Should we have a four-day week?

When I was a university student in the late 1960s studying Management Sciences, there was much talk of the age of leisure. The assumption was that what we then called automation – more generally technological developments – would mean that we could produce goods and services with much fewer person hours and therefore we would all work much less, creating a new problem of what do with all our leisure time.

I don’t see much evidence for the age of leisure. I’m retired now, but what I see is people in employment often working long hours and under great pressure and stress to achieve more and more in their working hours.

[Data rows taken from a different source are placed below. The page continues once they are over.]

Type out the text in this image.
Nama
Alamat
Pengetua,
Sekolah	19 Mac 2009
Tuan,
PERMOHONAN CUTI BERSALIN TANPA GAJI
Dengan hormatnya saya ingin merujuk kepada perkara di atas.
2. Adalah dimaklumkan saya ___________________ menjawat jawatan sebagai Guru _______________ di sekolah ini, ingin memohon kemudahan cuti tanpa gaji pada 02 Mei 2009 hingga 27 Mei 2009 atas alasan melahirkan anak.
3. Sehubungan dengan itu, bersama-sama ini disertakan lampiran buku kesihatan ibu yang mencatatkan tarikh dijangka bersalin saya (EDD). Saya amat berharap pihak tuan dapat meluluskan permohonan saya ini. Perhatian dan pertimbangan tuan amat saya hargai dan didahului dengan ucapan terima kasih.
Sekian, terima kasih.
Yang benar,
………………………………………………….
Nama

In much of the developed world, we are now in a new age of austerity as a result of the economic collapse of 2008. This is forcing governments and companies to look at what goods and services they deliver and new, radical ways of delivering them.  In the United States, the state of Utah has come up with the idea of a four day week.

This is an interesting idea. In theory, it should be able to work in most places and most circumstances with radical reorganisation and good communication to users of services.

There is a lot of flexible working going on these days with some people working four-day weeks either by arrangement or by use of leave. The secret is for everyone to do it on the same day so that one can close buildings or other facilities and thereby save money and reduce pollution.

For Utah, an even more radical approach would be to combine the four-day week with new methods of working, so that it was not necessary to do four 10-hour days but four eight-hour days  (10 hour days are too long for efficient working and impossible for working parents or carers).